Moreover, a training in discussing mental health problems could be introduced. Previous depression training in Wales and Australia showed positive results [32, 34]. Existing educational programs could be further developed by including recent insights in the client’s perspective [11], and by addressing LVS workers’ self-efficacy, perceived social influence and intention to discuss mental health. Training LVS workers in discussing mental health with clients and them experiencing successful outcomes in their own behavior enhances self-efficacy [31]. Furthermore, principles of social norm interventions could be used, including professional supervision, in which perceived social influence can be increased by improving the working environment with better teamwork and more support from within the organization [33, 35]. Improving LVS workers’ self-efficacy and perceived social influence might result in a higher intention to discuss mental health [36]. Trainers might include goal setting, a common feature of behavior change interventions [37], to help LVS workers to set goals and develop an action plan to discuss mental health. Moreover, LVS workers should be stimulated to think about specific moments when they want to discuss mental health with their clients, also called "if–then plans" to promote their intention to reach their goals [38]. Altogether, a training could consist of an e-learning to share knowledge about depression and anxiety and support options, a meeting to practice discussing mental health problems, and a session to share and discuss experiences in practice.
Strengths and limitations
Our study has uncovered predictors in depression and anxiety management in LVS workers, while previous studies mainly focused on eye care practitioners and depression management. Findings suggest that anxiety and depression management are comparable, and previous studies on depression might be transferable to anxiety. Use of the I-Change model as a theoretical framework helped to delineate potential predictors. While we were unable to perform IRT-analyses (Additional file 2), we could rely on classical test theory and additional measures to ensure psychometric properties of the questionnaire. However, results should be interpreted with caution since these are based on cross-sectional data, and therefore it is impossible to deduce the causality between the predictors and outcome. Moreover, participants might have had more interest in mental health than non-responders, which seems to be reflected in all participants experiencing detection of mental health as part of their job. This indicates a possible risk of selection bias.

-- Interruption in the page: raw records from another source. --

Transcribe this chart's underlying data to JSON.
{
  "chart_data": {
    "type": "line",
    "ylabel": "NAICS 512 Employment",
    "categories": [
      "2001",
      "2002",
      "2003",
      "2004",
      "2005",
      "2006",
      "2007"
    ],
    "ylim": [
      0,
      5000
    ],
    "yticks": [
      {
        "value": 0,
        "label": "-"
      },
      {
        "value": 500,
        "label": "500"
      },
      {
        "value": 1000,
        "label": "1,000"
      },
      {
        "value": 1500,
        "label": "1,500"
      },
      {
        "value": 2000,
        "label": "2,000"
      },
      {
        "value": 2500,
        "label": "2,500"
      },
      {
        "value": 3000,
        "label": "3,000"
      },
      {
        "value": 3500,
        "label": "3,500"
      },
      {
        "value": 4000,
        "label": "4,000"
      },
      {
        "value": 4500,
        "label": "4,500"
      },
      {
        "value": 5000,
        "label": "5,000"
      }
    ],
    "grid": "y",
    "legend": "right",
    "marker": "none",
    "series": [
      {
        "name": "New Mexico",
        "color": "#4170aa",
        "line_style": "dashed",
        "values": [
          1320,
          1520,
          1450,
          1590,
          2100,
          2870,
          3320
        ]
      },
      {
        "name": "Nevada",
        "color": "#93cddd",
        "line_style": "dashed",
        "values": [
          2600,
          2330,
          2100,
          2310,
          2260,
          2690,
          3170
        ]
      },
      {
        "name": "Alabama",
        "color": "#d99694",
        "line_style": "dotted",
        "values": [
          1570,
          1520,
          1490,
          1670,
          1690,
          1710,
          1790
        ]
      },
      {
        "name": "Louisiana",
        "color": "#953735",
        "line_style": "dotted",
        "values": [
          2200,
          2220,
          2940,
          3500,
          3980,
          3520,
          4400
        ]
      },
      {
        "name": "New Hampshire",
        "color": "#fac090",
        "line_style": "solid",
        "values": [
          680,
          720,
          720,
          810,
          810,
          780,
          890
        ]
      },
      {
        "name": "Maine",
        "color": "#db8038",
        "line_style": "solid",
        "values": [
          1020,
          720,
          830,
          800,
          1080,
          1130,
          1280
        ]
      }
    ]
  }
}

This study lacked external validation of the model, but future studies could examine generalizability of the model in other healthcare providers working with adults with VI. In-depth studies could further explore potential mechanisms between found predictors and discussion of mental health by LVS workers. For example, knowing the impact of specific client characteristics in LVS workers’ approaches, contributes to the development of specific guidelines. Moreover, it is still unclear how often mental health problems are recognized and discussed in adults with VI, what external factors (e.g. information resources and referral options) affect discussion of mental health problems, and how LVS workers can be encouraged to use other depression and anxiety management strategies, such as providing information about mental health. Other beneficial future work lies in investigating how discussions about mental health are managed by LVS workers, and subsequently client’s experiences. Future research into these subjects could help us to better understand and improve current practice.